Mit viel Selbstironie zeigt auch der folgende kurze Text aus dem Zine Stilett, dass sich die Bewegung der Mechanismen der Vereinnahmung durch die etablierte Kultur durchaus bewusst war:
«Die vier schönsten Farbbeutel und die zwei Dutzend teuersten Eier der ruhmreichen Geschichte Zürichs werden im Labor des Landesmuseums selbstverständlich auf Staatskosten restauriert. Es ist noch nicht entschieden, ob man sie vergolden will oder nicht. Die Farbbeutel haben stark gelitten, aber man wird den Beschiss schon hinkriegen. Man muss schliesslich der Jugend zeigen, was Kultur ist […]. Mit den Gummigeschossen wurde am Samstag bereits Souvenirhandel getrieben: Preis Fr. 5.–. An einer Zivildienstübung zählte man bereits 8 Leute, die das Gummiding als Halsanhänger verwendeten.»

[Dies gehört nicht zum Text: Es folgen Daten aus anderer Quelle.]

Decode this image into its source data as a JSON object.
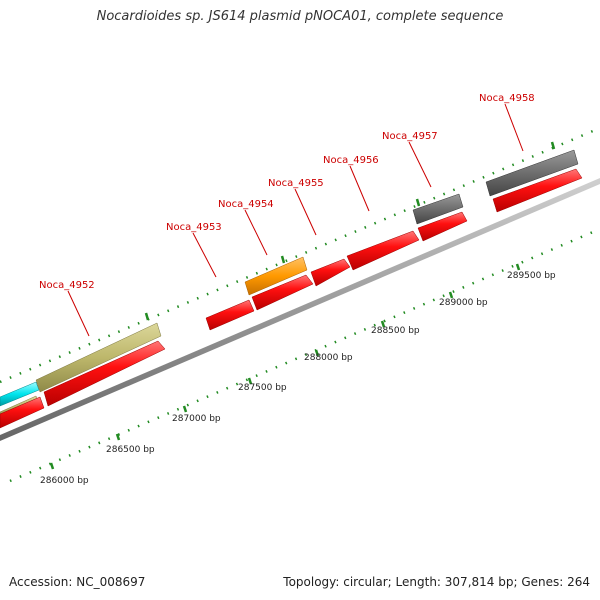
{
  "title": "Nocardioides sp. JS614 plasmid pNOCA01, complete sequence",
  "footer": {
    "accession": "Accession: NC_008697",
    "summary": "Topology: circular; Length: 307,814 bp; Genes: 264"
  },
  "genes": [
    "Noca_4952",
    "Noca_4953",
    "Noca_4954",
    "Noca_4955",
    "Noca_4956",
    "Noca_4957",
    "Noca_4958"
  ],
  "scale_labels": [
    "286000 bp",
    "286500 bp",
    "287000 bp",
    "287500 bp",
    "288000 bp",
    "288500 bp",
    "289000 bp",
    "289500 bp"
  ],
  "colors": {
    "cds": "#ff0000",
    "gene_label": "#cc0000",
    "backbone": "#999999",
    "tick": "#228b22",
    "olive": "#bdb76b",
    "orange": "#ff9900",
    "gray": "#707070",
    "cyan": "#00e5ee"
  }
}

Selbst das, was im Gestus auf die Zerstörung der (etablierten) Kultur und das sie strukturierende Kapital abzielt, wird irgendwann von ihm annektiert und für ihre Zwecke verwertet. Was neu ist, anstösst, mit alten Regeln und Werten bricht, wird irgendwann selbst kanon- und
konsensfähig. Was sich gegen Institutionalisierung wehrt und gegen Musealisierung sträubt, wird irgendwann gerade deshalb reizvoll für Kurator*innen, Kulturmanager*innen und Konsument*innen, also für uns.
Man kann nun resignieren, zittern heulen, Zähne klappern: Züri brännt nicht mehr, Dada ist tot, Punk ist tot. Alles Kommerz: schön, tot und harmlos. Oder man kann feiern, dass alles ein Ende hat und Platz für Neues schafft und darauf hinarbeiten, dass eine Ausstellung in 50 Jahren über unsere Gegenwartskultur überhaupt noch irgendjemanden ins Museum und Theater lockt.